Jupyterhub complaint: I didn't know how to load a module, so I opened a Help:Jupyterlab Reference. I wanted to search for "load module", but I couldn't enter text in the Search bubble, and the \<ctrl>-k it suggests doesn't do anything. Get Started has no 'Search' or 'module' entries. User Guide: has Searching(!) It says use \<cmd>-f for Macs to use the built-in shortcut. That makes the Firefox Edit button flash, but nothing appears which would let me enter text. The \<ctrl>-f box is still visible in the lower left, but that's (?) the browser page search, which is supposedly different.

[]: import pydartdiags        This enabled the `from` commands to work.
[]: from pydartdiags.obs_sequence import obs_sequence as obsq
[]: from pydartdiags.plots import plots
File needs to be a ascii obs_seq.final file.
[]: obs_seq = obsq.obs_sequence('/glade/derecho/scratch/raeder/OSSE_BNRH_3mem/run/OSSE_BNRH_3mem.dart.e.cam_obs_seq_final.2018-01-01-21600')
[]: obs_seq.df.head()     works
[]: df_qc0 = obsq.select_by_dart_qc(obs_seq.df, 0)
[]: plots.plot_rank_histogram(df_qc0)
No visible errors, but nothing shows in the space below the command.
Then I get a new command line.
Same for
[]: df_profile, figrmse, figbias = plots.plot_profile(df_qc0, plevels)
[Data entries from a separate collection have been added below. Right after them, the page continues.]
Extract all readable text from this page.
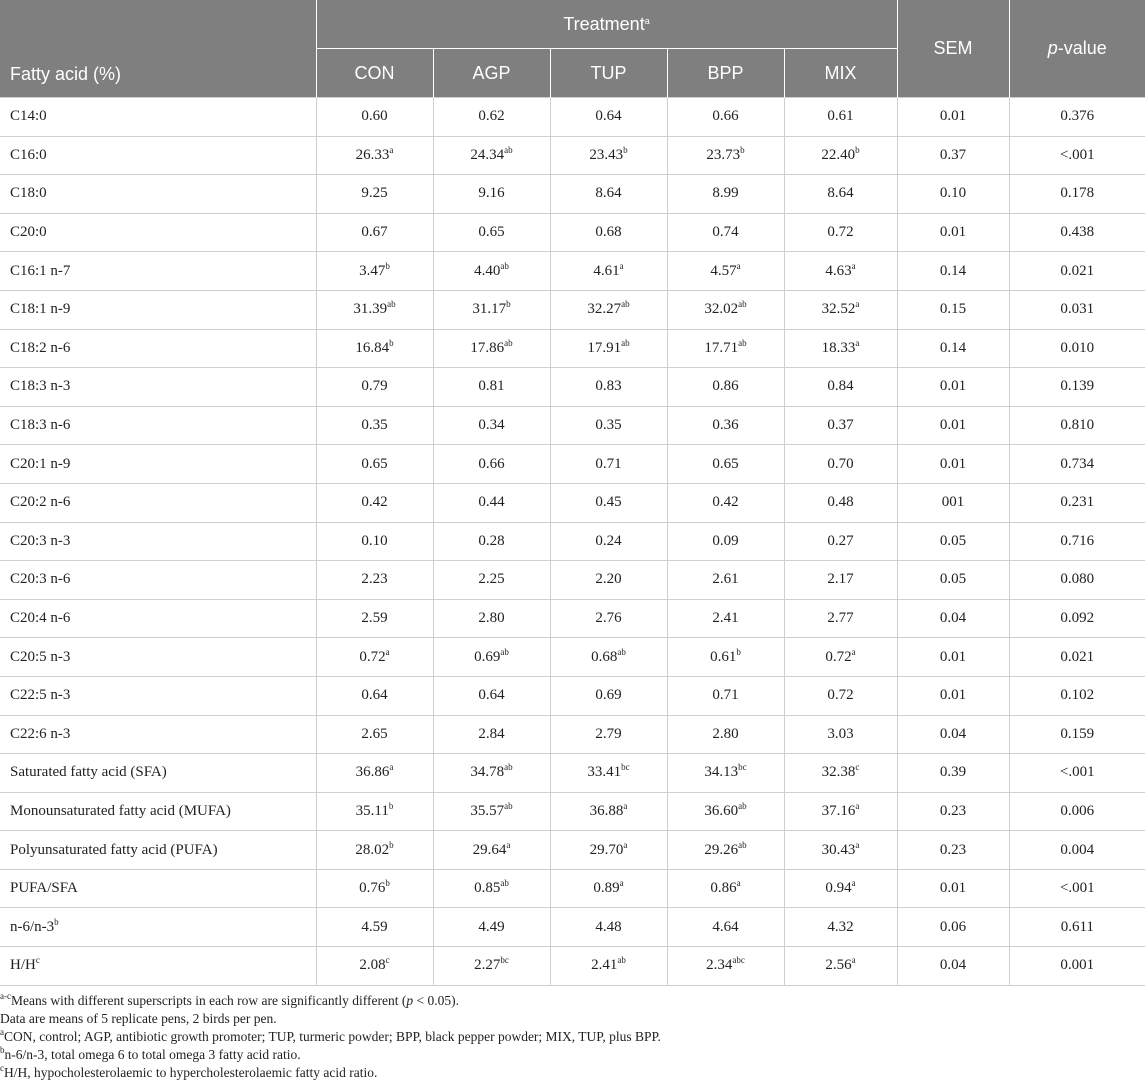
Fatty acid (%)	Treatment$^a$					SEM	p-value
	CON	AGP	TUP	BPP	MIX		
C14:0	0.60	0.62	0.64	0.66	0.61	0.01	0.376
C16:0	26.33$^a$	24.34$^{ab}$	23.43$^b$	23.73$^b$	22.40$^b$	0.37	<.001
C18:0	9.25	9.16	8.64	8.99	8.64	0.10	0.178
C20:0	0.67	0.65	0.68	0.74	0.72	0.01	0.438
C16:1 n-7	3.47$^b$	4.40$^{ab}$	4.61$^a$	4.57$^a$	4.63$^a$	0.14	0.021
C18:1 n-9	31.39$^{ab}$	31.17$^b$	32.27$^{ab}$	32.02$^{ab}$	32.52$^a$	0.15	0.031
C18:2 n-6	16.84$^b$	17.86$^{ab}$	17.91$^{ab}$	17.71$^{ab}$	18.33$^a$	0.14	0.010
C18:3 n-3	0.79	0.81	0.83	0.86	0.84	0.01	0.139
C18:3 n-6	0.35	0.34	0.35	0.36	0.37	0.01	0.810
C20:1 n-9	0.65	0.66	0.71	0.65	0.70	0.01	0.734
C20:2 n-6	0.42	0.44	0.45	0.42	0.48	001	0.231
C20:3 n-3	0.10	0.28	0.24	0.09	0.27	0.05	0.716
C20:3 n-6	2.23	2.25	2.20	2.61	2.17	0.05	0.080
C20:4 n-6	2.59	2.80	2.76	2.41	2.77	0.04	0.092
C20:5 n-3	0.72$^a$	0.69$^{ab}$	0.68$^{ab}$	0.61$^b$	0.72$^a$	0.01	0.021
C22:5 n-3	0.64	0.64	0.69	0.71	0.72	0.01	0.102
C22:6 n-3	2.65	2.84	2.79	2.80	3.03	0.04	0.159
Saturated fatty acid (SFA)	36.86$^a$	34.78$^{ab}$	33.41$^{bc}$	34.13$^{bc}$	32.38$^c$	0.39	<.001
Monounsaturated fatty acid (MUFA)	35.11$^b$	35.57$^{ab}$	36.88$^a$	36.60$^{ab}$	37.16$^a$	0.23	0.006
Polyunsaturated fatty acid (PUFA)	28.02$^b$	29.64$^a$	29.70$^a$	29.26$^{ab}$	30.43$^a$	0.23	0.004
PUFA/SFA	0.76$^b$	0.85$^{ab}$	0.89$^a$	0.86$^a$	0.94$^a$	0.01	<.001
n-6/n-3$^b$	4.59	4.49	4.48	4.64	4.32	0.06	0.611
$H/H^c$	2.08$^c$	2.27$^{bc}$	2.41$^{ab}$	2.34$^{abc}$	2.56$^a$	0.04	0.001

$^{a-c}$Means with different superscripts in each row are significantly different (p < 0.05).

Data are means of 5 replicate pens, 2 birds per pen.

$^a$CON, control; AGP, antibiotic growth promoter; TUP, turmeric powder; BPP, black pepper powder; MIX, TUP, plus BPP.

$^b$n-6/n-3, total omega 6 to total omega 3 fatty acid ratio.

$^c$H/H, hypocholesterolaemic to hypercholesterolaemic fatty acid ratio.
I saved the notebook into '~raeder/from_works_no_pix.ipynb'.

Another jupyterhub complaint:
the file browser on the left is stuck on the status from when I first started the jupyterhub tab. The refresh button doesn't help. I found the file by searching for its name.

I opened 'from_works_no_pix.ipynb' and the pictures appeared (!). The rank histogram seemed to show no data. It turned out that I needed to click on the variable I wanted to see. Then I stumbled on a way to compact the count axis to see the tops near 5000. Choosing both vars stacks one on top of the other, which was surprising.

A third jupyterhub complaint: "Magic" commands, such as "%load", are not found using help(%load) or any variant of that I could think of. I had to look for the commands online.